Figure 1. (a) Nyquist-impedance plots and (b) Arrhenius plots of five Li+ superion conductors. (c) Fragment of the crystal structure of the Na+ superion conductor Na11.1Sn2.1P0.9S12 (left) and
the related Na3PS4 (right). (d) Impedance spectrum and Arrhenius plots of Na11.1Sn2.1P0.9S12. (e) Bond valence site energy (BVSE) models of migration barriers for various relaxed local
structure models of Na11.1Sn2.1P0.9Se12 (top) and slices through the Na density distribution from an empirical NVT molecular dynamics (MD) simulations (bottom).

see e.g.: [1] P. Bron, S. Johansson, K. Zick, J. Schmedt auf der Günne, S. Dehnen, B. Roling, J. Am. Chem.
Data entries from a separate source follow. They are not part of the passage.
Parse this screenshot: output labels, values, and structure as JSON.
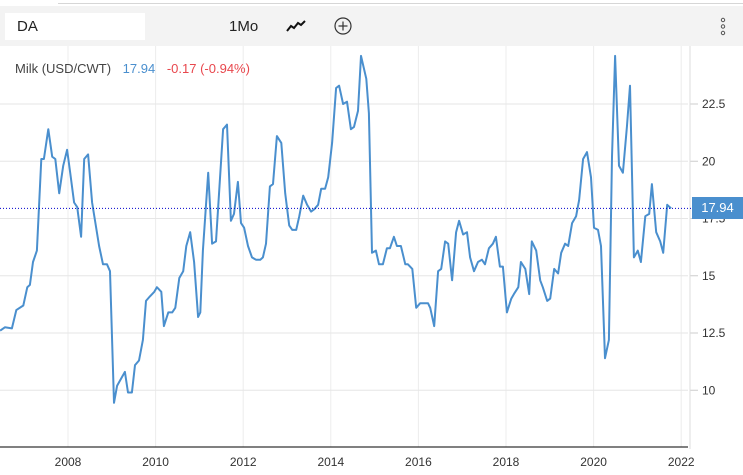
{
  "toolbar": {
    "symbol_value": "DA",
    "period_label": "1Mo",
    "chart_type_icon": "line-chart-icon",
    "compare_icon": "plus-circle-icon",
    "menu_icon": "vertical-dots-icon"
  },
  "legend": {
    "name": "Milk (USD/CWT)",
    "last": "17.94",
    "change": "-0.17 (-0.94%)"
  },
  "colors": {
    "line": "#4a8fce",
    "last_label_bg": "#4a8fce",
    "change": "#e8474d",
    "last_line": "#0000cc"
  },
  "chart_data": {
    "type": "line",
    "title": "",
    "xlabel": "",
    "ylabel": "",
    "xlim": [
      2006.45,
      2022.3
    ],
    "ylim": [
      7.5,
      24.9
    ],
    "grid": true,
    "y_axis_side": "right",
    "x_ticks": [
      "2008",
      "2010",
      "2012",
      "2014",
      "2016",
      "2018",
      "2020",
      "2022"
    ],
    "y_ticks": [
      "10",
      "12.5",
      "15",
      "17.5",
      "20",
      "22.5"
    ],
    "last_value_label": "17.94",
    "series": [
      {
        "x": [
          2006.45,
          2006.56,
          2006.72,
          2006.82,
          2006.98,
          2007.07,
          2007.13,
          2007.2,
          2007.29,
          2007.39,
          2007.45,
          2007.55,
          2007.64,
          2007.71,
          2007.8,
          2007.89,
          2007.98,
          2008.05,
          2008.14,
          2008.21,
          2008.3,
          2008.37,
          2008.46,
          2008.55,
          2008.71,
          2008.8,
          2008.89,
          2008.96,
          2009.05,
          2009.12,
          2009.3,
          2009.37,
          2009.46,
          2009.53,
          2009.62,
          2009.71,
          2009.78,
          2009.87,
          2009.97,
          2010.03,
          2010.13,
          2010.19,
          2010.29,
          2010.38,
          2010.45,
          2010.54,
          2010.63,
          2010.7,
          2010.79,
          2010.88,
          2010.97,
          2011.02,
          2011.08,
          2011.2,
          2011.29,
          2011.38,
          2011.54,
          2011.63,
          2011.72,
          2011.79,
          2011.88,
          2011.95,
          2012.02,
          2012.11,
          2012.2,
          2012.29,
          2012.39,
          2012.45,
          2012.52,
          2012.61,
          2012.68,
          2012.77,
          2012.87,
          2012.96,
          2013.05,
          2013.12,
          2013.21,
          2013.28,
          2013.37,
          2013.46,
          2013.55,
          2013.62,
          2013.71,
          2013.78,
          2013.87,
          2013.94,
          2014.03,
          2014.12,
          2014.19,
          2014.28,
          2014.37,
          2014.46,
          2014.53,
          2014.62,
          2014.69,
          2014.81,
          2014.87,
          2014.94,
          2015.03,
          2015.1,
          2015.19,
          2015.28,
          2015.35,
          2015.44,
          2015.51,
          2015.6,
          2015.7,
          2015.76,
          2015.86,
          2015.95,
          2016.04,
          2016.13,
          2016.22,
          2016.27,
          2016.36,
          2016.45,
          2016.52,
          2016.61,
          2016.68,
          2016.77,
          2016.86,
          2016.93,
          2017.02,
          2017.11,
          2017.18,
          2017.27,
          2017.36,
          2017.45,
          2017.52,
          2017.61,
          2017.7,
          2017.77,
          2017.86,
          2017.93,
          2018.02,
          2018.12,
          2018.18,
          2018.28,
          2018.34,
          2018.44,
          2018.53,
          2018.59,
          2018.69,
          2018.78,
          2018.84,
          2018.94,
          2019.01,
          2019.1,
          2019.19,
          2019.26,
          2019.35,
          2019.42,
          2019.51,
          2019.6,
          2019.67,
          2019.76,
          2019.85,
          2019.94,
          2020.01,
          2020.1,
          2020.17,
          2020.26,
          2020.35,
          2020.42,
          2020.49,
          2020.58,
          2020.67,
          2020.76,
          2020.83,
          2020.92,
          2021.01,
          2021.08,
          2021.18,
          2021.27,
          2021.33,
          2021.43,
          2021.52,
          2021.59,
          2021.68,
          2021.77
        ],
        "y": [
          12.6,
          12.75,
          12.7,
          13.5,
          13.7,
          14.5,
          14.6,
          15.6,
          16.1,
          20.1,
          20.1,
          21.4,
          20.2,
          20.1,
          18.6,
          19.8,
          20.5,
          19.5,
          18.2,
          18.0,
          16.7,
          20.1,
          20.3,
          18.2,
          16.3,
          15.5,
          15.5,
          15.2,
          9.45,
          10.2,
          10.8,
          9.9,
          9.9,
          11.1,
          11.3,
          12.2,
          13.9,
          14.1,
          14.3,
          14.5,
          14.3,
          12.8,
          13.4,
          13.4,
          13.6,
          14.9,
          15.2,
          16.3,
          16.9,
          15.6,
          13.2,
          13.4,
          16.1,
          19.5,
          16.4,
          16.5,
          21.4,
          21.6,
          17.4,
          17.7,
          19.1,
          17.3,
          17.1,
          16.3,
          15.8,
          15.7,
          15.7,
          15.8,
          16.4,
          18.9,
          19.0,
          21.1,
          20.8,
          18.6,
          17.2,
          17.0,
          17.0,
          17.6,
          18.5,
          18.1,
          17.8,
          17.9,
          18.1,
          18.8,
          18.8,
          19.3,
          20.8,
          23.2,
          23.3,
          22.5,
          22.6,
          21.4,
          21.5,
          22.2,
          24.6,
          23.6,
          22.1,
          16.0,
          16.1,
          15.5,
          15.5,
          16.2,
          16.2,
          16.7,
          16.3,
          16.3,
          15.5,
          15.5,
          15.3,
          13.6,
          13.8,
          13.8,
          13.8,
          13.6,
          12.8,
          15.2,
          15.3,
          16.5,
          16.4,
          14.8,
          16.9,
          17.4,
          16.8,
          16.9,
          15.8,
          15.2,
          15.6,
          15.7,
          15.5,
          16.2,
          16.4,
          16.7,
          15.4,
          15.4,
          13.4,
          14.0,
          14.2,
          14.5,
          15.6,
          15.3,
          14.2,
          16.5,
          16.1,
          14.8,
          14.5,
          13.9,
          14.0,
          15.3,
          15.1,
          16.0,
          16.4,
          16.3,
          17.3,
          17.6,
          18.3,
          20.1,
          20.4,
          19.3,
          17.1,
          17.0,
          16.3,
          11.4,
          12.2,
          20.2,
          24.6,
          19.8,
          19.5,
          21.5,
          23.3,
          15.8,
          16.1,
          15.6,
          17.6,
          17.7,
          19.0,
          16.9,
          16.5,
          16.0,
          18.1,
          17.94
        ]
      }
    ]
  }
}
Soc. 2013, 135, 15694–15697. [2] P. Bron, S. Dehnen, B. Roling, J. Power Sources 2016, 329, 530–535. [3] P. Bron, B. Roling, S. Dehnen, J. Power Sources 2017, 352, 127–134. [4] M. Duchardt, U. Ruschewitz, S. Adams, S. Dehnen, B. Roling, Angew. Chem. Int. Ed. 2018, 57, 1351–1355. [5] M. Duchardt, S. Neuberger, U. Ruschewitz, T. Krauskopf, W. Zeier, J. Schmedt auf der Günne, S. Adams, B. Roling, S. Dehnen, Chem. Mater. 2018, 30, 4134–4139. [6] M. Duchardt, M. Diels, B. Roling, S. Dehnen, ACS Appl. Energy Mater. 2020, 3, 6937‒6945.